What sites or services do some of you recommend. Id like something that allows me to have a little creative freedom with the design and layout but dosnt require me to be a web designer or anything.  I assume there must be services out there such as this?

Some have suggested Facebook to me for this but I dont have a Facebook account and dont intend to. However if some of you feel Facebook is the best or at least a very good route to go I would love to hear you input on why.

Thanks!


----------



## JustBen (May 29, 2016)

When i created my website i tried smugmug and zenfolio and finally decided for zenfolio. I could work better with their system. Both use presets for websites that can be customized completely, which makes it relatively easy to adjust the site to your needs. You still have to spend a few hours to figure it out, but it's far easier than learning html and stuff.
Maybe give it a try!


----------



## kalgra (May 29, 2016)

Thanks for your reply! I'll give it a look.


----------



## dennybeall (May 30, 2016)

If you have the Adobe Lightroom/Photoshop deal they have a new thing called Adobe Portfolio that gives you a free website and they have half a dozen layouts designed for photos. You can keep a website name that you already have also. Good way for them to keep you using the deal.
You can't use Internet Explorer to work on it though. You have to use Firefox or a couple of others.


----------



## kalgra (May 30, 2016)

dennybeall said:


> If you have the Adobe Lightroom/Photoshop deal they have a new thing called Adobe Portfolio that gives you a free website and they have half a dozen layouts designed for photos. You can keep a website name that you already have also. Good way for them to keep you using the deal.
> You can't use Internet Explorer to work on it though. You have to use Firefox or a couple of others.
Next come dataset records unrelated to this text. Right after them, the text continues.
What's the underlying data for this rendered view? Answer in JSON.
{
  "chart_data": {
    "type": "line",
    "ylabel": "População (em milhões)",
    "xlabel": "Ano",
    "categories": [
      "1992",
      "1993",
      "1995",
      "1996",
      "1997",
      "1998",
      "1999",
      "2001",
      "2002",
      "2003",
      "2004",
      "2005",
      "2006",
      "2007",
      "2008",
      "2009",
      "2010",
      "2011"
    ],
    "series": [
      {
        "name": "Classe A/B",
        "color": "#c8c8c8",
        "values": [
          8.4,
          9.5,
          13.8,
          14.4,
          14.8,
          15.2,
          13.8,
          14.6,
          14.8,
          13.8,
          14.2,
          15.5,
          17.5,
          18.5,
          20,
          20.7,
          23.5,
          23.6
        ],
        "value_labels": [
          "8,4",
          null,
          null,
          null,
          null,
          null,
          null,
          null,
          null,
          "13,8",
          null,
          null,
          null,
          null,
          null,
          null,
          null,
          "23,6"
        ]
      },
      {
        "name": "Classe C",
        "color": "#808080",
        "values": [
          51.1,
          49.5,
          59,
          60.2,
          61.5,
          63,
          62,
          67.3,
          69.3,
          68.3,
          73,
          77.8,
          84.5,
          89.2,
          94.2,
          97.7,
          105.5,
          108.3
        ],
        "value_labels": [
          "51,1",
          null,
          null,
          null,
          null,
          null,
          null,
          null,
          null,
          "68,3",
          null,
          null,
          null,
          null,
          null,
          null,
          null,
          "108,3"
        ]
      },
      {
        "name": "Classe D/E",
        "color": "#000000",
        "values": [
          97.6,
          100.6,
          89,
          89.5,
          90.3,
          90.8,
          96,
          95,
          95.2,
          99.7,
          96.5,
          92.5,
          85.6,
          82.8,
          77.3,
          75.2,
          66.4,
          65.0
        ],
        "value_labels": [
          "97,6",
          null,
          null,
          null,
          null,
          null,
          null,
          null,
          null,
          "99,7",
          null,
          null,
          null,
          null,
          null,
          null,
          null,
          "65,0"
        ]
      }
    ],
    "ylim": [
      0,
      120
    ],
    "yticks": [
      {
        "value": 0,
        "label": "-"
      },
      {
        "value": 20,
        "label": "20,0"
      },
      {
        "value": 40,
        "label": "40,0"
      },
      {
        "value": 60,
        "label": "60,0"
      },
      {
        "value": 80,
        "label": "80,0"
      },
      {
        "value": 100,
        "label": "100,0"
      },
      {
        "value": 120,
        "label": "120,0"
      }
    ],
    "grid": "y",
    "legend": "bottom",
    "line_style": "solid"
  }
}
I did not know that but yes I do have that adobe package I will check that out. Thanks!


----------



## smoke665 (May 30, 2016)

I've used Word Press for a travel blog. Worked for what I wanted.


----------



## tida19 (Jun 18, 2016)

I use wordpress for my blogs and portfolios. And Zenfolio for client access and proof and stuff. If you aren't familiar with wordpress. Zenfolio does the job for everything actually quite all right. 

I also moved from SmugMug to zenfolio.


----------



## randymckown (Sep 2, 2016)

Wordpress ... You can do a lot with a very small learning curve and then if you choose to learn more you can grow your site to include even more features.


----------



## PersistentNomad (Sep 2, 2016)

I have built a few websites with Wix, and I love their numerous options for gallery displays. You can make some that are really unique and don't look like every other portfolio site. Plus it's super easy to use.


----------



## JennaLeighWeddings (Sep 2, 2016)

Do you have a budget? Some website programs charge monthly, others charge a one-time fee.


----------